Bitcoin’s inflation rate has fallen precipitously over the year to beat that of the United States Dollar by at least three times over. With over 90% of the total supply issued via its hardcoded monetary policy, Bitcoin is increasingly setup as a long-term hedge against economic uncertainty, and fiat currency debasement.
Bitcoin’s falling inflation rate originates from the crypto’s fixed 21 million supply. Every four years, the issuance of coins drops after the halving event. Consequently, the maiden cryptocurrency’s inflation rate has been on a predictable decline since its inception in 2009, and now stands at 1.79% as of March 4, per data from WooBull charts.
Meanwhile, the yearly inflation rate of the US Dollar in 2023 stands at 6.4%. Official USD inflation peaked at 7% in 2021, per data by USInflationCalculator. This implies that the USD inflation is 3.57 times higher than Bitcoin.

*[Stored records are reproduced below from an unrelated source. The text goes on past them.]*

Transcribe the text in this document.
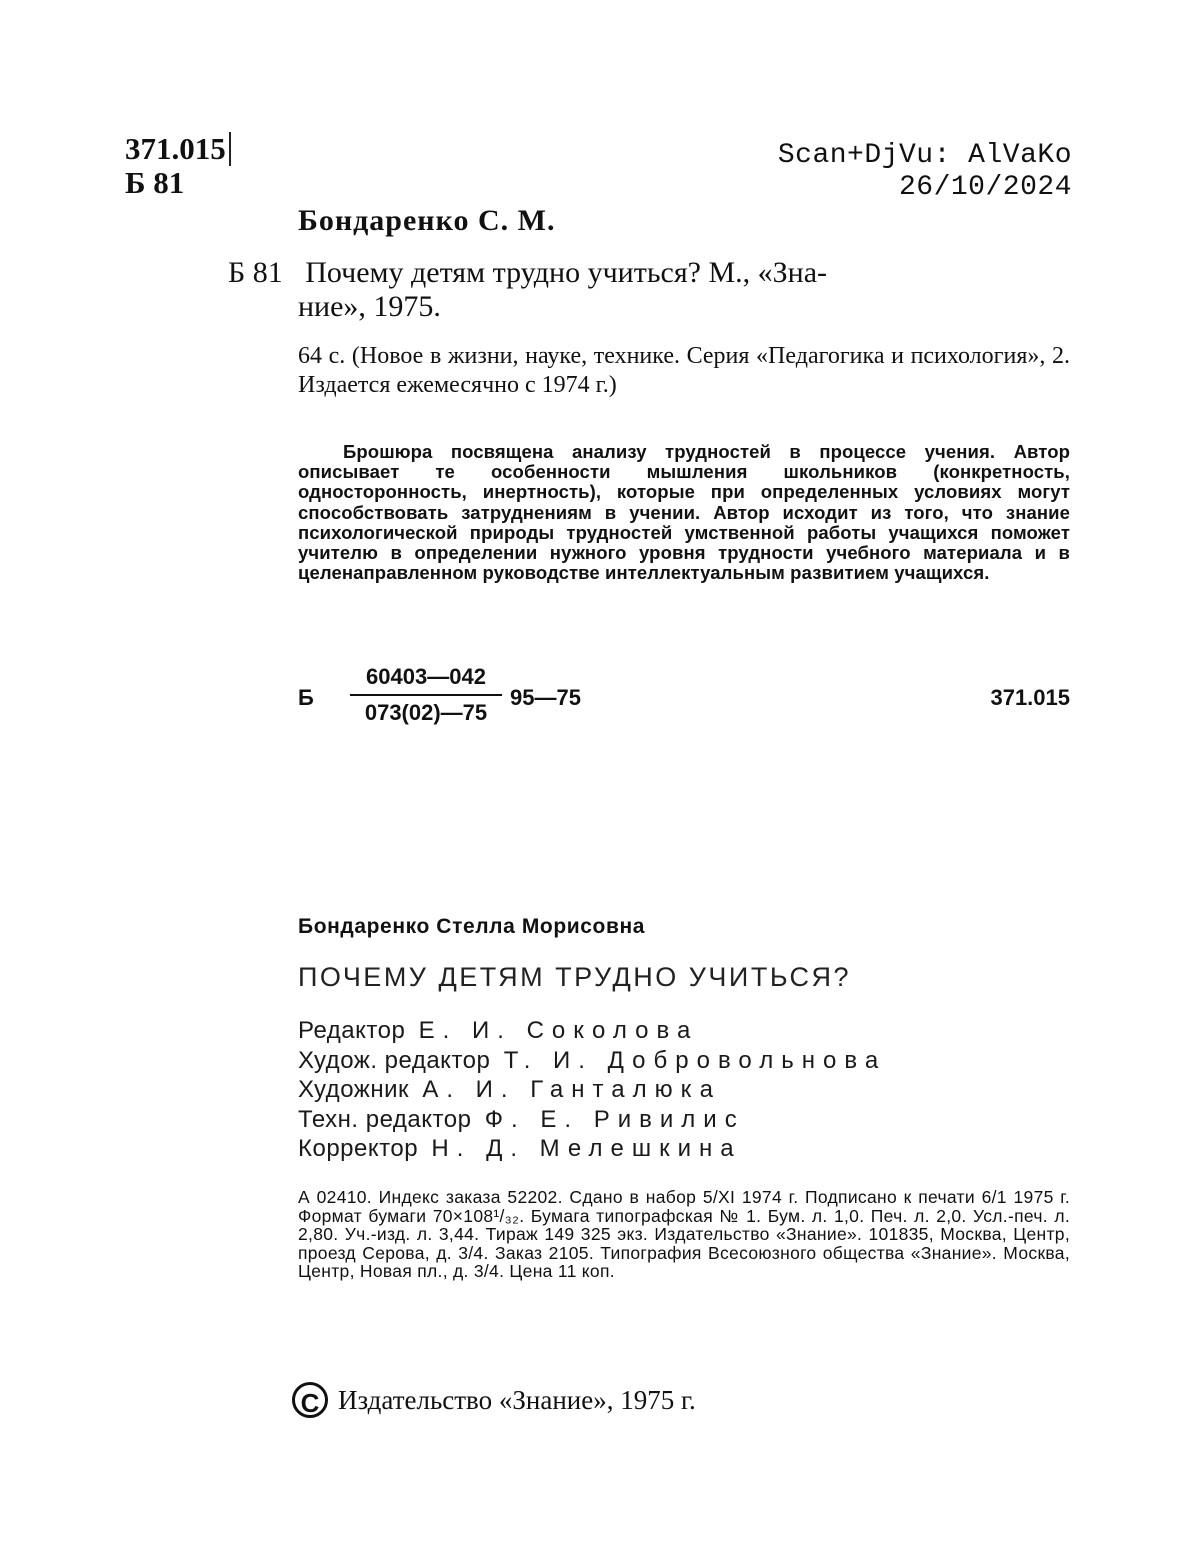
371.015
Б 81
Scan+DjVu: AlVaKo
26/10/2024
Бондаренко С. М.
Б 81 Почему детям трудно учиться? М., «Зна-
ние», 1975.
64 с. (Новое в жизни, науке, технике. Серия «Педагогика и психология», 2. Издается ежемесячно с 1974 г.)
Брошюра посвящена анализу трудностей в процессе учения. Автор описывает те особенности мышления школьников (конкретность, односторонность, инертность), которые при определенных условиях могут способствовать затруднениям в учении. Автор исходит из того, что знание психологической природы трудностей умственной работы учащихся поможет учителю в определении нужного уровня трудности учебного материала и в целенаправленном руководстве интеллектуальным развитием учащихся.
Б
60403—042
073(02)—75
95—75	371.015
Бондаренко Стелла Морисовна
ПОЧЕМУ ДЕТЯМ ТРУДНО УЧИТЬСЯ?
Редактор Е. И. Соколова
Худож. редактор Т. И. Добровольнова
Художник А. И. Ганталюка
Техн. редактор Ф. Е. Ривилис
Корректор Н. Д. Мелешкина
А 02410. Индекс заказа 52202. Сдано в набор 5/XI 1974 г. Подписано к печати 6/1 1975 г. Формат бумаги 70×108¹/₃₂. Бумага типографская № 1. Бум. л. 1,0. Печ. л. 2,0. Усл.-печ. л. 2,80. Уч.-изд. л. 3,44. Тираж 149 325 экз. Издательство «Знание». 101835, Москва, Центр, проезд Серова, д. 3/4. Заказ 2105. Типография Всесоюзного общества «Знание». Москва, Центр, Новая пл., д. 3/4. Цена 11 коп.
C Издательство «Знание», 1975 г.
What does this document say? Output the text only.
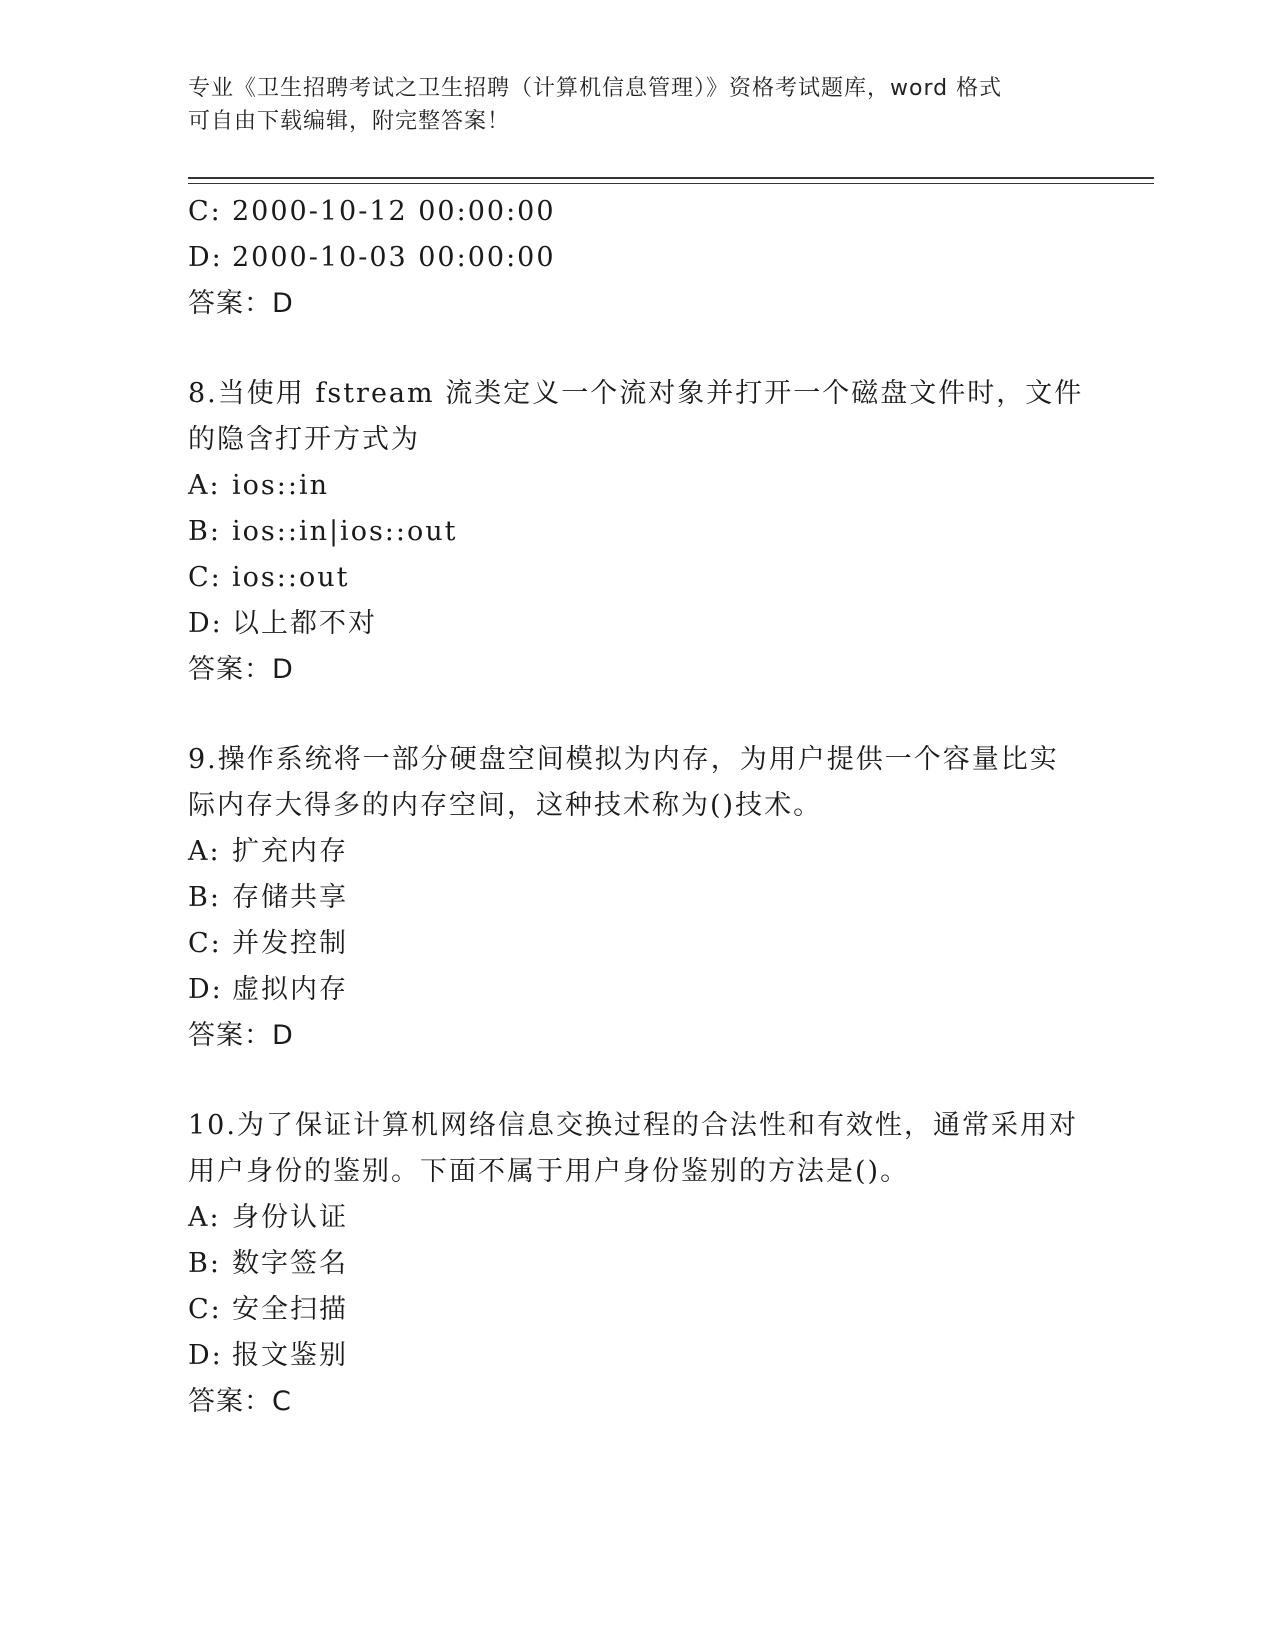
专业《卫生招聘考试之卫生招聘（计算机信息管理）》资格考试题库，word 格式
可自由下载编辑，附完整答案！
C: 2000-10-12 00:00:00
D: 2000-10-03 00:00:00
答案：D
8.当使用 fstream 流类定义一个流对象并打开一个磁盘文件时，文件
的隐含打开方式为
A: ios::in
B: ios::in|ios::out
C: ios::out
D: 以上都不对
答案：D
9.操作系统将一部分硬盘空间模拟为内存，为用户提供一个容量比实
际内存大得多的内存空间，这种技术称为()技术。
A: 扩充内存
B: 存储共享
C: 并发控制
D: 虚拟内存
答案：D
10.为了保证计算机网络信息交换过程的合法性和有效性，通常采用对
用户身份的鉴别。下面不属于用户身份鉴别的方法是()。
A: 身份认证
B: 数字签名
C: 安全扫描
D: 报文鉴别
答案：C
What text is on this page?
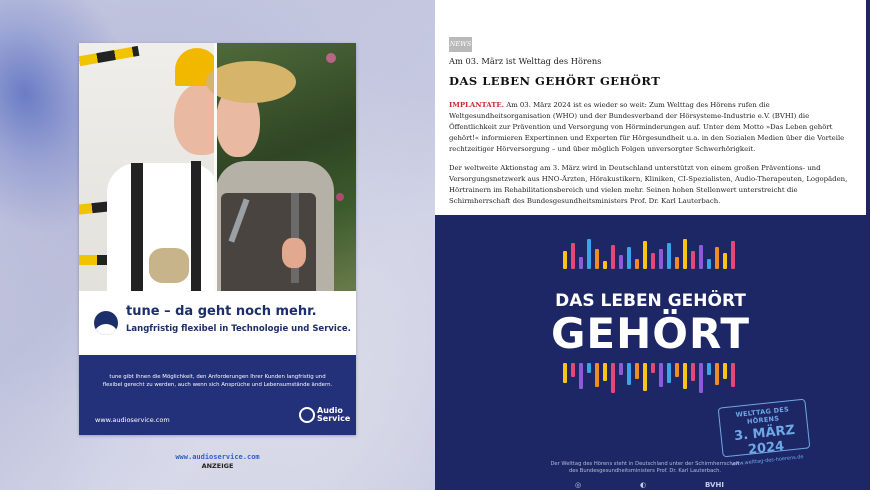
tune – da geht noch mehr.
Langfristig flexibel in Technologie und Service.
tune gibt Ihnen die Möglichkeit, den Anforderungen Ihrer Kunden langfristig und flexibel gerecht zu werden, auch wenn sich Ansprüche und Lebensumstände ändern.
www.audioservice.com
Audio
Service
www.audioservice.com
ANZEIGE
NEWS
Am 03. März ist Welttag des Hörens
DAS LEBEN GEHÖRT GEHÖRT
IMPLANTATE. Am 03. März 2024 ist es wieder so weit: Zum Welttag des Hörens rufen die Weltgesundheitsorganisation (WHO) und der Bundesverband der Hörsysteme-Industrie e.V. (BVHI) die Öffentlichkeit zur Prävention und Versorgung von Hörminderungen auf. Unter dem Motto »Das Leben gehört gehört!« informieren Expertinnen und Experten für Hörgesundheit u.a. in den Sozialen Medien über die Vorteile rechtzeitiger Hörversorgung – und über möglich Folgen unversorgter Schwerhörigkeit.
Der weltweite Aktionstag am 3. März wird in Deutschland unterstützt von einem großen Präventions- und Versorgungsnetzwerk aus HNO-Ärzten, Hörakustikern, Kliniken, CI-Spezialisten, Audio-Therapeuten, Logopäden, Hörtrainern im Rehabilitationsbereich und vielen mehr. Seinen hohen Stellenwert unterstreicht die Schirmherrschaft des Bundesgesundheitsministers Prof. Dr. Karl Lauterbach.
DAS LEBEN GEHÖRT
GEHÖRT
WELTTAG DES HÖRENS
3. MÄRZ 2024
www.welttag-des-hoerens.de
Der Welttag des Hörens steht in Deutschland unter der Schirmherrschaft
des Bundesgesundheitsministers Prof. Dr. Karl Lauterbach.
◎	◐	BVHI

Bitcoin’s dropping inflation rate
Bitcoin has a comparatively low inflation rate because of the asset’s built-in deflationary model. The intrinsic design means that inflation decreases after halving events, which approximately occur every four years. The rate is determined by the miner reward system, which is cut in half after each event. Specifically, the number of Bitcoin rewards for miners are halved, which means the number of BTC produced (or discovered) by miners is also halved.
The next event is expected to take place in May 2024. For Litecoin, which has 84 million hard-capped coins, this event will take place in August 2023.
By comparison, the US Dollar’s inflation rate will probably rise as the currency’s value continues to decline over time. The drop in value is first and foremost due to excessive money printing, coupled with the diminishing purchasing power of each dollar. Inflation is caused by several factors, including an uptick in the money supply, a slowdown in demand, or a decrease in production. Popular references to ‘supply chain’ issues are often misplaced, and potentially intentional misdirection attempts from the primary sources of currency debasement – central bank fiat-currency issuers.
All in all, Bitcoin’s inflation rate remains lower because it is decentralised, and there isn’t any realistically achievable mechanism that would change its monetary policy. As such, the maiden crypto can practically circumvent most economic risks linked with the United States Dollar, or any other fiat currency on a long term time horizon.